25.08.2015 Milliyet-Ankara Gazetesi
Geçtiğimiz
Cuma günü yağan şiddetli yağmur, geçmişi ve bütün Haziran boyunca
yaşadıklarımızı, bir günde hatırlatmak içindi sanki. Daha doğrusu doğa sık sık
uyarıyor ancak biz üstümüze alınmıyoruz hiç. Yarım saat içinde sosyal medyada,
Ankara’nın her yanından su baskını haberleri ve fotoğrafları yağdı bir yandan.
Birkaç cisim birkaç resim
Boğazına
kadar suda kalan araba tamircisi, çamurlu sular içinde sadece tepesi görünen,
altgeçitlerde su içinde sağa sola savrulmuş arabalar, beline kadar su içinde
arabasını ittirenler, 31 yıl sonra ilk kez konser salonu, dershaneleriyle sular
altında kalan Hacettepe Üniversitesi Ankara Devlet Konservatuvarı, metronun
klasikleşmiş çağlayan akıntıları, alışık olmayan alışveriş merkezlerindeki
baskınlar, eski Cumhurbaşkanlığı, yeni Başbakanlık’ın altındaki Çankaya Caddesi
ile İran Caddesi’nin kesiştiği köşede izlediğimiz ızgaradan fışkıran sular,
aklımızda kalan birkaç resim.
Gök müfettişleri teftişte
Batıkent,
Keçiören, Mamak’ı yine fazlasıyla su bastı ama tam iş çıkışına denk geldi, bu
kez başkentin merkezindeydi gözler. Sokakları Ankara Çayı’ndan ayıramadık,
başkenti, tepeden tırnağa bir teftiş etti hiddetli gök müfettişleri.
“Bir insan, sağanak yağmuru duyunca
şemsiyesini almayı düşünüyorsa bir belediye de önlem olarak üzerine düşen
görevleri yapmayı düşünmeli. Bangır bangır ‘Küresel ısınma var, yağışlar daha
şiddetli olacak’ diyor uzmanlar, sadece vatandaş mı dinliyor bu uyarıları?”
demiştik 8 Temmuz 2014’de, yine bir sular seller sonrası. Her defasında daha
şiddetlisine maruz kaldığımıza göre hiç adım atılmadığına, hatta bu konuda adım
atmak gibi bir plan olmadığına hükmedebiliriz bu yıl yaşadıklarımızdan sonra.
Planı bile söylüyor
Ankara
Kalkınma Ajansı, 2014-2023 yılları arasını kapsayan bir ‘Ankara Bölge Planı’ hazırladı. Çok var ama Plan’dan sadece 2
maddeye değineceğiz bu konuyla ilgili:
-
Ankara’da Yaşamak başlığı altında, Ankara Merkez Bölgesi’nde, yerleşim
alanlarının kontrolsüz (yağ lekesi biçiminde) büyüdüğü ve
- Ankara’da
Çevre başlığı altında, Ankara’nın
iklim değişikliğinin muhtemel etkilerinden ciddi zarar görebilecek bölgeler
arasında bulunduğu belirtilmiş bu iki maddede.
Biz, planı görmeden, niye yağışlar konusunda uzmanları
dinlemediklerini sormuşuz.
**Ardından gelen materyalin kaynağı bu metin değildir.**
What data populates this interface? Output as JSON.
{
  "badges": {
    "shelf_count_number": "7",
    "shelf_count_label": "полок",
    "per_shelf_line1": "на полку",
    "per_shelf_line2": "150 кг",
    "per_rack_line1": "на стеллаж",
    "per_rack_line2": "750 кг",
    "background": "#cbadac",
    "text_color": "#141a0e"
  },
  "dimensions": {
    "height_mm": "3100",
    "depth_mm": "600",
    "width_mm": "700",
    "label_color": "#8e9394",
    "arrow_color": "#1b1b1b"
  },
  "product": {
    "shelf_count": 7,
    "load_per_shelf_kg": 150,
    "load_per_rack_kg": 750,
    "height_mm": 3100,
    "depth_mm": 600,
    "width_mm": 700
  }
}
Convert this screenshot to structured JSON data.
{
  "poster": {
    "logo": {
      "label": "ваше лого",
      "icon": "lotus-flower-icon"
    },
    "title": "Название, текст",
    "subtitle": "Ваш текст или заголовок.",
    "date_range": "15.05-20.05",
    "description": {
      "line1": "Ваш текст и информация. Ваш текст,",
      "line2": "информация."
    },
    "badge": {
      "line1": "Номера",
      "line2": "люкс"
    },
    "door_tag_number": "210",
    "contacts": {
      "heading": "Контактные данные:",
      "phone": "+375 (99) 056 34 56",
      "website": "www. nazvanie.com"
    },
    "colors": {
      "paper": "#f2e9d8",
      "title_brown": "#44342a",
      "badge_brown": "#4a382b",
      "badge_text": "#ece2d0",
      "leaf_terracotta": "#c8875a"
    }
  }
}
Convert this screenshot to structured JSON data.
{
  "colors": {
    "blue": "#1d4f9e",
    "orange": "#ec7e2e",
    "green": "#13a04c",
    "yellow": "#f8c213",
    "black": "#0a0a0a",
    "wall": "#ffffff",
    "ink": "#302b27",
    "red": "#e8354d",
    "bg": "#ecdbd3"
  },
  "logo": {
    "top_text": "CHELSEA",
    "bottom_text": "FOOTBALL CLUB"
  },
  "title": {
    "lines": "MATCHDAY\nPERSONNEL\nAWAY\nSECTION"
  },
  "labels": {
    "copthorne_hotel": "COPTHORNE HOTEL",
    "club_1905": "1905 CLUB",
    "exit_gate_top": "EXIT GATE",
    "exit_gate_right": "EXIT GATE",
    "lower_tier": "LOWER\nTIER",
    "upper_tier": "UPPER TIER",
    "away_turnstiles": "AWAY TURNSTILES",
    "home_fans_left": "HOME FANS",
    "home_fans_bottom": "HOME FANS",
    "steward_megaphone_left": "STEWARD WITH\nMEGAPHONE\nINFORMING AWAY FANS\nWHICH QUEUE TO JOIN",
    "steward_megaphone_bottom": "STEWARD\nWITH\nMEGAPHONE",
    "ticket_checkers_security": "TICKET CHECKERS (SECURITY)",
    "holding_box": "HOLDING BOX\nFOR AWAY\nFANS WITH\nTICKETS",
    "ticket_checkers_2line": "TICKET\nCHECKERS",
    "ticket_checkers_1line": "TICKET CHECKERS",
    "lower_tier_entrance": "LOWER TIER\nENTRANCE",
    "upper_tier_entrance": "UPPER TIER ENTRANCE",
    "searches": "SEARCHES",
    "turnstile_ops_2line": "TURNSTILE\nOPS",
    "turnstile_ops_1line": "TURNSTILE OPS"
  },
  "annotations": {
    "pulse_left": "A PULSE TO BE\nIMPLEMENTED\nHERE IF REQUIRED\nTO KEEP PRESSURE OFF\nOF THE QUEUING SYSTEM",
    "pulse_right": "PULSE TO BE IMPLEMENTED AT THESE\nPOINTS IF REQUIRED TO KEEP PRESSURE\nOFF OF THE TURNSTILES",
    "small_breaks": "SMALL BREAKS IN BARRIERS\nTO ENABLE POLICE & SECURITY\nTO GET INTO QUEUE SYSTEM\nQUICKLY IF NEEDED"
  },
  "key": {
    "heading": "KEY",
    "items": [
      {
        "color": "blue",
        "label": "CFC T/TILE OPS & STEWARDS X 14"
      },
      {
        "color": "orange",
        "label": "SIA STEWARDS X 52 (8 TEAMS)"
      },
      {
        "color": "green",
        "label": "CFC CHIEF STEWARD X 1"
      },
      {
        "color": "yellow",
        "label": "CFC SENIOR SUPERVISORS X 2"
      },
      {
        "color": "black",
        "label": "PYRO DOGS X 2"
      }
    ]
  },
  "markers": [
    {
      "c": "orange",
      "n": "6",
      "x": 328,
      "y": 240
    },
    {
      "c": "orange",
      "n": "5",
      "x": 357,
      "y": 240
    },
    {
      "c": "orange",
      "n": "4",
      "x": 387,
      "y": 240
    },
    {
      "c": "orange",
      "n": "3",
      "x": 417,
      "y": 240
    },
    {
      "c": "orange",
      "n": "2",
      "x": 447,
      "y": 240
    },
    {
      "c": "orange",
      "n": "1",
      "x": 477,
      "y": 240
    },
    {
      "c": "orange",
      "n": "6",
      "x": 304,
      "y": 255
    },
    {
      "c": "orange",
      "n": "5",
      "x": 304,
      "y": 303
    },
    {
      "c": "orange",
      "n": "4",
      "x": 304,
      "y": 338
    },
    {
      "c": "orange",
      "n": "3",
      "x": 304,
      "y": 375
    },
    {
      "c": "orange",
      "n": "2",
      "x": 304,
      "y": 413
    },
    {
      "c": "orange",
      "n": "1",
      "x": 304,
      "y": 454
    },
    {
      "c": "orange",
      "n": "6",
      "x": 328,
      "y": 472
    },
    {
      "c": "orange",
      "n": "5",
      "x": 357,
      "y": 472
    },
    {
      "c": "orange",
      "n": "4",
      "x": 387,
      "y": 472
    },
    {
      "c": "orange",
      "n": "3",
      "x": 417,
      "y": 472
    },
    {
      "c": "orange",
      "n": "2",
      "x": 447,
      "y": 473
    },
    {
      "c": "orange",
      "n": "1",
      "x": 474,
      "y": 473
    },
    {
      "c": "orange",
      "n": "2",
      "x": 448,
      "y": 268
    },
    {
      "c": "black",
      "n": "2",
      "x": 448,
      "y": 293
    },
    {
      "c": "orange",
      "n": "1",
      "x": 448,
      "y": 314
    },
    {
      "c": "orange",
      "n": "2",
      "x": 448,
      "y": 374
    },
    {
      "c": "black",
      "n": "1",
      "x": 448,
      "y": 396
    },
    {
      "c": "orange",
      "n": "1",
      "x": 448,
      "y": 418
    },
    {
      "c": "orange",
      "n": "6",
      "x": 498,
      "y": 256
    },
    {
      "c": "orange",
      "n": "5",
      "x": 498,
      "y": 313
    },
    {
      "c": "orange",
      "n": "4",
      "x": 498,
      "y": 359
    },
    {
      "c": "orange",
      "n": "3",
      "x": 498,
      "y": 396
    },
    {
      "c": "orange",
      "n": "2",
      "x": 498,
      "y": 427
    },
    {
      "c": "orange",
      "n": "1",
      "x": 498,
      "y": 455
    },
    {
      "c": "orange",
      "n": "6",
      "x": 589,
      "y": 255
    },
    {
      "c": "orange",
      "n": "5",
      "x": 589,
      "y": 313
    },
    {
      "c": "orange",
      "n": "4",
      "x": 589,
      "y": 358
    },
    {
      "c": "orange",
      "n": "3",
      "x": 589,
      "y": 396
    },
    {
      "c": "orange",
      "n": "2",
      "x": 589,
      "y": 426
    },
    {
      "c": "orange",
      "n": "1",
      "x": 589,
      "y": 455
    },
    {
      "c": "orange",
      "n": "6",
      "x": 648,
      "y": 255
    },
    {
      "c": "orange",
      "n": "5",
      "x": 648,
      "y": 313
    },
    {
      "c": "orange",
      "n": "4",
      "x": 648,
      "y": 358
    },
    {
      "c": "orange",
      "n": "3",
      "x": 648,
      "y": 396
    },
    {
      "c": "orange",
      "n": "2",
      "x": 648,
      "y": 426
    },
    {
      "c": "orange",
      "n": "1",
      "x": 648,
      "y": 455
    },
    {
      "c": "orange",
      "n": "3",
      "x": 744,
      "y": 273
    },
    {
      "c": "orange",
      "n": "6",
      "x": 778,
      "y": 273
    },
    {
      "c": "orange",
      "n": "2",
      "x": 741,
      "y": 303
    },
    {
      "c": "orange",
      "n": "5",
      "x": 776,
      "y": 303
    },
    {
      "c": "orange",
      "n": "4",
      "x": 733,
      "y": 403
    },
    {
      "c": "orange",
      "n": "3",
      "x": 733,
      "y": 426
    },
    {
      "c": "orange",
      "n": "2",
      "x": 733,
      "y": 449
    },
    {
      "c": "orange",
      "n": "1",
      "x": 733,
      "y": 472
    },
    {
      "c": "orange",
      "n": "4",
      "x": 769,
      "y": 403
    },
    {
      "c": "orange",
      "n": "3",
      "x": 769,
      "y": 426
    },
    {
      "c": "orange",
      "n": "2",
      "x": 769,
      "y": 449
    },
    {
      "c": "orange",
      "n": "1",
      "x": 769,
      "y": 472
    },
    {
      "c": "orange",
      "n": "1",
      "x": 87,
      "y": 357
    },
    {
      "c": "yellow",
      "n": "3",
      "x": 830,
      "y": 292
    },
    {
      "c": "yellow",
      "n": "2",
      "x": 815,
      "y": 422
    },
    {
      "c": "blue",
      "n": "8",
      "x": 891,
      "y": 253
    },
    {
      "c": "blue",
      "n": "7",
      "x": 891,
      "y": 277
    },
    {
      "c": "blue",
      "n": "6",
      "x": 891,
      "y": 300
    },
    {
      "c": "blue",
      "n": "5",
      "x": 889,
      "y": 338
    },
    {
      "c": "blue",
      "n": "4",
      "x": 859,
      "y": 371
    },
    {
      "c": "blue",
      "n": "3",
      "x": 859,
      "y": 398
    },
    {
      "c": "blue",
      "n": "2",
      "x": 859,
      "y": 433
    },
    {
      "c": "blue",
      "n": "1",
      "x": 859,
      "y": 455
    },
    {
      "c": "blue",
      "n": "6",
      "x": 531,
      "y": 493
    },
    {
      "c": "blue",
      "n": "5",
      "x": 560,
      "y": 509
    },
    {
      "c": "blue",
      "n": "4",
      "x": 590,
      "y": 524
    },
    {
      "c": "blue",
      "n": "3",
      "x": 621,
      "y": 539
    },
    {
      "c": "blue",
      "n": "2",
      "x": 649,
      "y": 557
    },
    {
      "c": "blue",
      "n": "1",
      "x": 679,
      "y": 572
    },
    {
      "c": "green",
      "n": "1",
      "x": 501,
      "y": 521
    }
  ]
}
Aynı vurdumduymazlık, kentiçi ulaşım ve toplu taşıma
konusunda da devam ediyor. Ancak altyapısı ve yeterli ulaşım ağı olmayan başkentte,
kentsel dönüşüm ve alışveriş merkezi inşaatları ışık hızıyla devam ediyor. Altı
olmayan kente, üst yapıyoruz durmadan.
Ses
geçirmez odaları bilmiyor
Doğanın müfettişleri de her denetime geldiğinde, hani
haberli de geliyorlar ama, daha beter çuvallıyoruz karşılarında. Şimşekler,
gökgürültüleri eşliğinde kızgınlıklarını ifade ediyor, homur homur terk
ediyorlar bir sonraki teftişe kadar. Doğa ana teknolojiyi ne kadar takip ediyor
bilmiyoruz ama onun da yetkililerin ses geçirmez camlı odalarda oturduğunu
bilmediği besbelli. Bizim gibi duyulmadan kalıyor kızdıkları.